Tout se paye !

Trois en moins d’un an ! Trois grands groupes français passés à l’ennemi étranger : Publicis, Lafarge… maintenant Alstom. N’omettons pas PSA et son ouverture de capital au chinois Dongfeng. N’oublions pas auparavant, avec Pechiney racheté par Alcan en 2003, Arcelor par Mittal en 2006 et Rhodia par Solvay en 2011, ces mariages à la barbe bleue qu’ont connu certain de nos fleurons français !

Au passage, il est amusant de remarquer les réactions indignées de nos politiques et journalistes d’habitude si prompts à louer les bienfaits du mondialisme multiculturel et multiethnique. Ce qui est bon pour l’homme ne le serait pas pour l’entreprise ?

Mais passons et revenons au cœur de notre problème, c’est-à-dire la disparition de champions hexagonaux. En se remémorant les multiples diatribes contre ces groupes du CAC 40 aux profits indécents et à l’actionnariat exploiteur, on est enclin à penser que le pays tout entier va manifester sa joie de les voir enfin dépecées. Il n’en est rien ! Toute annonce d’OPA sur une entreprise française a la curieuse habitude de ramener sur le devant de la scène leurs innovations, leurs emplois et leurs impôts ! Adieu patrons trop payés. Adieu actionnaires ventripotents. Adieu profits indécents. Nos grandes entreprises redeviennent vertueuses et désirées !

Cette brusque sortie de l’anticapitalisme primaire bien français arrive malheureusement souvent trop tard. Car Dieu se rit des hommes qui déplorent les effets dont ils chérissent les causes. Et la France s’emploie elle-même méthodiquement à briser ses industries. Fiscalité, charges sociales, réglementation, droit du travail… Tout est prétexte à casser leur dynamique et à leur compliquer la tâche dans un environnement déjà ultra-concurrentiel. Rajoutez-y l’aberrante politique de la concurrence européenne et la messe est dite !

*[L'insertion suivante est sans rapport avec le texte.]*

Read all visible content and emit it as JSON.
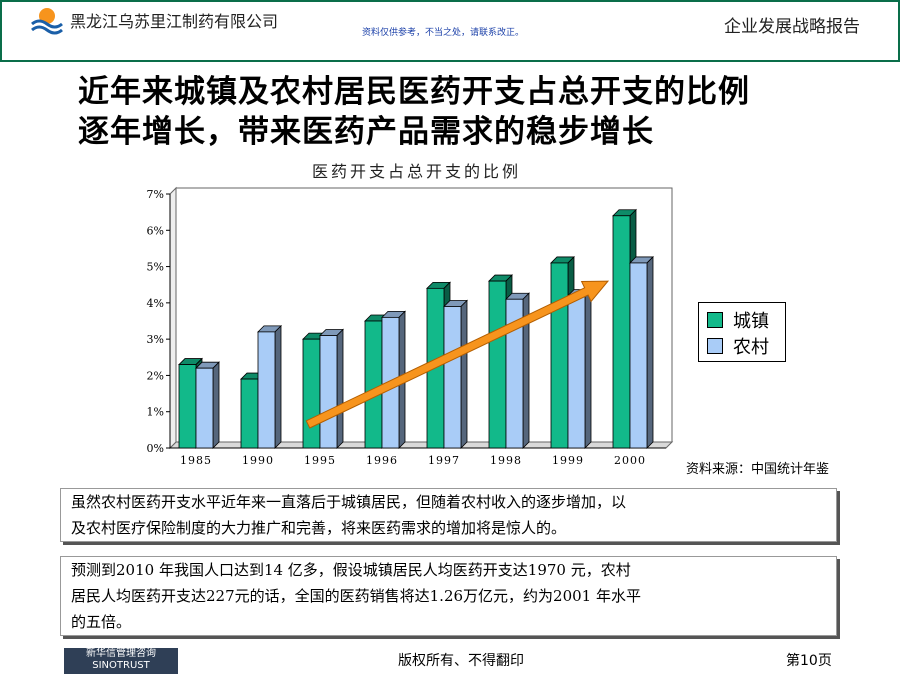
{
  "header": {
    "company": "黑龙江乌苏里江制药有限公司",
    "note": "资料仅供参考，不当之处，请联系改正。",
    "report_title": "企业发展战略报告"
  },
  "headline": {
    "line1": "近年来城镇及农村居民医药开支占总开支的比例",
    "line2": "逐年增长，带来医药产品需求的稳步增长"
  },
  "colors": {
    "urban": "#12b98a",
    "rural": "#a9ccf7",
    "arrow": "#f7941d",
    "frame": "#0a6e4a"
  },
  "chart_data": {
    "type": "bar",
    "title": "医药开支占总开支的比例",
    "categories": [
      "1985",
      "1990",
      "1995",
      "1996",
      "1997",
      "1998",
      "1999",
      "2000"
    ],
    "series": [
      {
        "name": "城镇",
        "values": [
          2.3,
          1.9,
          3.0,
          3.5,
          4.4,
          4.6,
          5.1,
          6.4
        ]
      },
      {
        "name": "农村",
        "values": [
          2.2,
          3.2,
          3.1,
          3.6,
          3.9,
          4.1,
          4.2,
          5.1
        ]
      }
    ],
    "y_ticks": [
      "0%",
      "1%",
      "2%",
      "3%",
      "4%",
      "5%",
      "6%",
      "7%"
    ],
    "ylim": [
      0,
      7
    ],
    "grid": false,
    "legend_position": "right",
    "annotation": "trend-arrow"
  },
  "source": "资料来源：中国统计年鉴",
  "text_box_1": {
    "line1": "虽然农村医药开支水平近年来一直落后于城镇居民，但随着农村收入的逐步增加，以",
    "line2": "及农村医疗保险制度的大力推广和完善，将来医药需求的增加将是惊人的。"
  },
  "text_box_2": {
    "line1": "预测到2010 年我国人口达到14 亿多，假设城镇居民人均医药开支达1970 元，农村",
    "line2": "居民人均医药开支达227元的话，全国的医药销售将达1.26万亿元，约为2001 年水平",
    "line3": "的五倍。"
  },
  "footer": {
    "logo_cn": "新华信管理咨询",
    "logo_en": "SINOTRUST",
    "copyright": "版权所有、不得翻印",
    "page": "第10页"
  }
}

“Sans reprise en main de son destin, la France continuera de dépérir jusqu’à ce que son héritage – totalement dilapidé – ne suffise plus à acheter la paix sociale. Car n’oublions pas que si les civilisations sont mortelles, les nations ne le sont pas moins. La France et son peuple ne pourront rayonner sans une économie forte et prospère. À défaut, il nous faudra accepter de ne plus écrire l’Histoire, mais de la subir.”

Plus globalement, ces fleurons qui trépassent sont le reflet de notre économie toute entière. Jour après jour, elle s’appauvrit et se fait conquérir tantôt par des Américains, tantôt par des Allemands… de plus en plus par des Chinois, des Indiens ou des Qataris. Depuis bientôt 40 ans, la France vit sur son passé et ses acquis. À l’exception de quelques réussites récentes mais bien trop sporadiques, elle voit son héritage fondre comme neige au soleil, chacun essayant d’en tirer un maximum d’avantage à court terme. C’est notre addiction à la dépense publique qui ressurgit ainsi. Notre attachement à un modèle social ruineux et inefficace. Notre détestation du capital et des richesses.

Alors si nous souhaitons demain que Danone, Arkema ou Ingenico restent des entreprises françaises, si nous souhaitons également que nos talents et nos fortunes demeurent en France, il est temps d’accepter les réformes différées depuis trop longtemps, à commencer par la revalorisation de l’entreprise et la réduction drastique de la sphère publique. Il est surtout temps de changer d’état d’esprit en plébiscitant l’initiative individuelle, la prise de risque et la réussite personnelle ! Il est temps d’accepter une règle économique de base, à savoir créer de la richesse avant de la distribuer.

Mais pour réussir ce retour dans la compétition mondiale, il est nécessaire de s’appuyer sur des élites téméraires et responsables. Des capitaines d’industrie visionnaires et capables d’innover ; aptes à assumer leurs échecs le cas échéant. Des politiques serviteurs et non profiteurs, retrouvant le sens de l’intérêt général occulté aujourd’hui par leur clientélisme dispendieux. La réduction du nombre d’élus au Parlement et la fin de leur régime de retraite spécial constitueraient deux signaux positifs de cet élan réformateur.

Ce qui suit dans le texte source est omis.